By 1908, the currency situation in British West Africa was a complex and contentious issue, defined by the colonial administration's struggle to impose a unified sterling-based monetary system on a region with deeply embedded indigenous currencies. The official currency was the British West African shilling, introduced in 1907, which was tied to sterling and issued by the West African Currency Board. However, its circulation was largely confined to government transactions, European merchants, and coastal trade centres. The vast majority of internal trade continued to be conducted using traditional forms of money, most notably cowrie shells and manillas (brass or copper bracelets), alongside gold dust and silver coins in various localities.
This duality created significant economic friction. The British authorities viewed the indigenous currencies as primitive, inflationary, and a barrier to full economic integration with the Empire. In particular, the importation of massive quantities of cowries from German and French sources was seen as destabilising. Conversely, for the local population, these traditional currencies were not merely money but integral to social and ritual life, holding cultural value that the new coinage lacked. Furthermore, the limited supply and distribution of the British shilling created a practical barrier to its adoption, leaving a monetary vacuum filled by the very systems the colonial government sought to eradicate.

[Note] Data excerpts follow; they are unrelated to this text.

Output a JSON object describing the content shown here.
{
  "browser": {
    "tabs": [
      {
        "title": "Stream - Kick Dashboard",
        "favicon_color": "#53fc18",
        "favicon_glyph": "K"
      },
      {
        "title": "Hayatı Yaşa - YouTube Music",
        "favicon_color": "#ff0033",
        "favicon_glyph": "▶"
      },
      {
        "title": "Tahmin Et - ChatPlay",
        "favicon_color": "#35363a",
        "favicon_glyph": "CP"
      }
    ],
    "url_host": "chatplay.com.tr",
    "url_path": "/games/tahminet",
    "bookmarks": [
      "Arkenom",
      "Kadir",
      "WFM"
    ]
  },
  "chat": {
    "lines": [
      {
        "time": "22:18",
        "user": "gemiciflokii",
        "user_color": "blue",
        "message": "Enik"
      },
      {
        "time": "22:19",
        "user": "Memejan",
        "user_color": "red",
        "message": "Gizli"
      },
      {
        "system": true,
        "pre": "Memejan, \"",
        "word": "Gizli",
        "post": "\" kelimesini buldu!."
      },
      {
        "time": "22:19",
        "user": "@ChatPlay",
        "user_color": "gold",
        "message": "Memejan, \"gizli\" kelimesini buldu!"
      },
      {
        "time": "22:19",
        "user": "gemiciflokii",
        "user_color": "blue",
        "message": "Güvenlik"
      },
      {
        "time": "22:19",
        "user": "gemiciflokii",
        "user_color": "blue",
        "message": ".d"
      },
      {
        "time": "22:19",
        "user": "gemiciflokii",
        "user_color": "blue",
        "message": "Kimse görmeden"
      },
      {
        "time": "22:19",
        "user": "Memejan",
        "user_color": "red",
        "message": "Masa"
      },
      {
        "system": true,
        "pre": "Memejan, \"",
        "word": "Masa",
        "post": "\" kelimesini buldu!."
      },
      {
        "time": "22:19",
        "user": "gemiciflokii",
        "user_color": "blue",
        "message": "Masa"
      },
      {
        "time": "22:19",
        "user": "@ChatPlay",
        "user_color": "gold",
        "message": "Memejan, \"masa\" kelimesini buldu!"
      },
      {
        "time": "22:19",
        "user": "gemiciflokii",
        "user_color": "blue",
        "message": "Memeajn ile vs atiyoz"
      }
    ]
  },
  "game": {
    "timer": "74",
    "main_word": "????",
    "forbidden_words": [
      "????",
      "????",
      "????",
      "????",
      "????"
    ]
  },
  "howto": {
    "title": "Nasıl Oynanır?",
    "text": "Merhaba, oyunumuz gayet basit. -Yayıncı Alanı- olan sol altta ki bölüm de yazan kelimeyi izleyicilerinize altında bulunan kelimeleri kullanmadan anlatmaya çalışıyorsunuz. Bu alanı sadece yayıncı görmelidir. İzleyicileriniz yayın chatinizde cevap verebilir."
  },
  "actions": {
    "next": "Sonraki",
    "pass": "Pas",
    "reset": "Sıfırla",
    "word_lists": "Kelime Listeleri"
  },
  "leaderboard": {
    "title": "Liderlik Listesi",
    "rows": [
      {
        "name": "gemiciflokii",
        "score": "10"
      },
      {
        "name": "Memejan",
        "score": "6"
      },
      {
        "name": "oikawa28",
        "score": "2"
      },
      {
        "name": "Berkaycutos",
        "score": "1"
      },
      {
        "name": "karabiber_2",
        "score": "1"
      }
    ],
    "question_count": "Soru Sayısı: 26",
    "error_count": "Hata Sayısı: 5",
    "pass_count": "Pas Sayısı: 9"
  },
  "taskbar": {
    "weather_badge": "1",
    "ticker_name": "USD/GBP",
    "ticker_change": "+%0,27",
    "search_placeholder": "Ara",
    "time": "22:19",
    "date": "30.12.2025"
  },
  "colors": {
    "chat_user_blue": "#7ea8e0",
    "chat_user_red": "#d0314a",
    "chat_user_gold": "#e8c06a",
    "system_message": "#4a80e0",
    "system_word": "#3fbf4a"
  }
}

The year 1908 fell within a period of active but frustrated intervention. The colonial government had already enacted ordinances to demonetise manillas and cowries in certain jurisdictions, but these efforts were largely ineffective without providing a sufficient alternative. The situation was a microcosm of colonial economic policy: an attempt to streamline and control the regional economy for the benefit of export-import trade, which clashed with the resilient, decentralised, and culturally significant monetary practices of West African societies. The resulting instability would persist until more aggressive demonetisation policies and the wider circulation of official coinage were achieved in the subsequent decades.